More than 200 US-listed Chinese companies face the prospect of being expelled from US stock exchanges starting in early 2024 if their auditors cannot be inspected by the PCAOB for three consecutive years. Around 160 companies – including Alibaba Group Holding Ltd., JD.com and Baidu Inc. – have so far been identified as not compliant with the Holding Foreign Companies Accountable Act, which came into force last year.

For years, China’s regulators have been reluctant to allow such inspections and have argued that unrestricted access to the companies’ audit documents and their data could threaten the country’s national security. YJ Fischer, an official with the US Securities and Exchange Commission, recently said that such a claim is “questionable at best.”

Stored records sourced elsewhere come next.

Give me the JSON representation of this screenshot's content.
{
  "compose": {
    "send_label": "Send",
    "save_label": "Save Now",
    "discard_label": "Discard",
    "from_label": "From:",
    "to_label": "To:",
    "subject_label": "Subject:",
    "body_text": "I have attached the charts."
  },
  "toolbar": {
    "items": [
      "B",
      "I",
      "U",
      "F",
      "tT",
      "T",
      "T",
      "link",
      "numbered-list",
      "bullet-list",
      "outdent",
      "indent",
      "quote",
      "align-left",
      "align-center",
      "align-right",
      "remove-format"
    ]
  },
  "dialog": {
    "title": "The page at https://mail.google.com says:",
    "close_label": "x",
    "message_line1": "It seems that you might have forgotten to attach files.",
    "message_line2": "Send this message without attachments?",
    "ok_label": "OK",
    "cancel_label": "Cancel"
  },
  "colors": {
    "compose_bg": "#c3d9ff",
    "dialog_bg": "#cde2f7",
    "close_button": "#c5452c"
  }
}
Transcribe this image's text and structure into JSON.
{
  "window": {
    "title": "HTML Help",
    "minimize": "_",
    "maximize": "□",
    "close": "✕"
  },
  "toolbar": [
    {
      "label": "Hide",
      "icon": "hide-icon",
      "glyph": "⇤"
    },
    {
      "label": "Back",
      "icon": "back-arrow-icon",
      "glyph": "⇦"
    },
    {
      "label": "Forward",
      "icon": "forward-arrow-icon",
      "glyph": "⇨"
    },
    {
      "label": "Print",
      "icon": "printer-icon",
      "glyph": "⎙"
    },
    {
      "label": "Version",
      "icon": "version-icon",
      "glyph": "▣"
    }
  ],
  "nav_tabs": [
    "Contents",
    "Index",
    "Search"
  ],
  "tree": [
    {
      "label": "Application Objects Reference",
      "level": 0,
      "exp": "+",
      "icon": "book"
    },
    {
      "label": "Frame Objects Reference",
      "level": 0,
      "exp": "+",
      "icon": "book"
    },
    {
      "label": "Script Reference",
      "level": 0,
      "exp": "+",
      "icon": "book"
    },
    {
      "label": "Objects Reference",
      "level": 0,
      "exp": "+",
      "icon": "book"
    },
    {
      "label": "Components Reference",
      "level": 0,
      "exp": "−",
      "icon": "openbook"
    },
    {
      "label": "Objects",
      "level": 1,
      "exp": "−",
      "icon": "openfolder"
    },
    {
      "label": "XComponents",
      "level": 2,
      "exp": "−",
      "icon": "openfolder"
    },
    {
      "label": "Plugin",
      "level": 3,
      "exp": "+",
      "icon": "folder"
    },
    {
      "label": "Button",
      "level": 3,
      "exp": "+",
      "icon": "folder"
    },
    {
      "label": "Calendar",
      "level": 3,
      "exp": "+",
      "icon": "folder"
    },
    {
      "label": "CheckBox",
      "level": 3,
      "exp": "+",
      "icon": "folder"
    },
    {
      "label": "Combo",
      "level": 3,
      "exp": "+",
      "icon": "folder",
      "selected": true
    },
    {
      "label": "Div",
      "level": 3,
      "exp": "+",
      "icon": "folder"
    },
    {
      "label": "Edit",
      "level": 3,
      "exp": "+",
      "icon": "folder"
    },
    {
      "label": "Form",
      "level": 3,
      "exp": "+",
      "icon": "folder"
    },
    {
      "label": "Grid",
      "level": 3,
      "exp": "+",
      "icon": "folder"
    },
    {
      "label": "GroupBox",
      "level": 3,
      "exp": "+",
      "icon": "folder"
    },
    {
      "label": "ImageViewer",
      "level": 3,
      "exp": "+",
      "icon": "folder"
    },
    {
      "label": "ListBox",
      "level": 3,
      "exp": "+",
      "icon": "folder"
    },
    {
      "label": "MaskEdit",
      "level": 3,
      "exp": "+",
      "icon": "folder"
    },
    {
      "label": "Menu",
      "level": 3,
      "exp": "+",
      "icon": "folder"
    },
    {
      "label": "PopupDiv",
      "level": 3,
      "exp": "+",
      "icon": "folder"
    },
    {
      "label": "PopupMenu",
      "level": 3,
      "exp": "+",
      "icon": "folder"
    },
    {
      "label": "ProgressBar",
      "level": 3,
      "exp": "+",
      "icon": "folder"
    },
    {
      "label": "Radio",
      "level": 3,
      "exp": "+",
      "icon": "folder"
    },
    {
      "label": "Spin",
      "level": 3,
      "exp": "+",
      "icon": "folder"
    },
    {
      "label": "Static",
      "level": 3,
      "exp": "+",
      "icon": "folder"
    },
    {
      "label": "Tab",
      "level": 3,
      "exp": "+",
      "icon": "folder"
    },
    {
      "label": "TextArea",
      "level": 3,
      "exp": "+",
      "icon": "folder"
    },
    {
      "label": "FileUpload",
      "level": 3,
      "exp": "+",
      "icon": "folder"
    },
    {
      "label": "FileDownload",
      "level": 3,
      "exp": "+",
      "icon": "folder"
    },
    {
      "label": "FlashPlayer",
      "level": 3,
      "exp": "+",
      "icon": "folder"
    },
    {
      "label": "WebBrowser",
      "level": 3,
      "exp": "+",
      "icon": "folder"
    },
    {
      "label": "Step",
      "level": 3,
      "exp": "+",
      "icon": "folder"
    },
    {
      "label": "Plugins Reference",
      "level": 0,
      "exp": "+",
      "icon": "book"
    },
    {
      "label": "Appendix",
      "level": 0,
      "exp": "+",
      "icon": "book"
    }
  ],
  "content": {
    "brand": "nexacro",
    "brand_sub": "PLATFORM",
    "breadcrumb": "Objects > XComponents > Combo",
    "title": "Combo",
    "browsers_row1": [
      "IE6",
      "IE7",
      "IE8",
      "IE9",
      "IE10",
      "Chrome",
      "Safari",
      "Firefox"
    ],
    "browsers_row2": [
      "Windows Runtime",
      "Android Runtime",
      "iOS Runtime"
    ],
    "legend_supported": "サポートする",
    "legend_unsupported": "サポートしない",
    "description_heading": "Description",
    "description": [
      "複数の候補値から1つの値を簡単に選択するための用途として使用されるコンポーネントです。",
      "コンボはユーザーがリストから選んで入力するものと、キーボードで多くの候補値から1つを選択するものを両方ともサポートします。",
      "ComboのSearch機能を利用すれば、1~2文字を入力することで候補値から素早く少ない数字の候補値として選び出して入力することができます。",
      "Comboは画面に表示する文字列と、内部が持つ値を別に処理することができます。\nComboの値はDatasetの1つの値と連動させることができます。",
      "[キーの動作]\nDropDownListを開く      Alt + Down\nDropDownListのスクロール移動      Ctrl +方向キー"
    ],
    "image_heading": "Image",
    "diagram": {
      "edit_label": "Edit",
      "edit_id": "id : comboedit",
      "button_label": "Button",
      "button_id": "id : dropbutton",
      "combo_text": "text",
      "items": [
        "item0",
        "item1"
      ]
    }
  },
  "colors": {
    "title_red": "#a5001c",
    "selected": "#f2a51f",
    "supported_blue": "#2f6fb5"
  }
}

Since the HFCAA came into force, authorities in China have expressed a desire to find a way to enforce the law.

Meanwhile, US securities regulators said they need full access to companies’ unedited audit documents before they consider China to comply. SEC Chairman Gary Gensler said a framework that allows them to inspect and investigate Chinese auditors is just one step in the process and “the proof will be in the pudding.” These inspections can take several months to complete.

Chinese regulators have told some companies in recent weeks that the government will support them to be listed in the US as long as the companies comply with domestic regulations on data security and protection of personal information, according to people familiar with the matter. The regulators have also indicated that they will allow US accounting regulators unrestricted access to the audit records of companies in Hong Kong, they added.

As the threat of involuntary closures looms, some US-listed Chinese companies, including Alibaba and Yum China Holdings Inc., are planning to convert their secondary listings in Hong Kong to primary listings. This would allow their shares to continue trading in the Asian financial center if they were kicked off US exchanges.

Five Chinese state-owned companies, including one of China’s largest oil and gas producers, PetroChina Co., said earlier this month that they intend to delist their US depositary shares from the New York Stock Exchange. They cited low US trading volumes and the administrative burden and costs of maintaining their New York listings.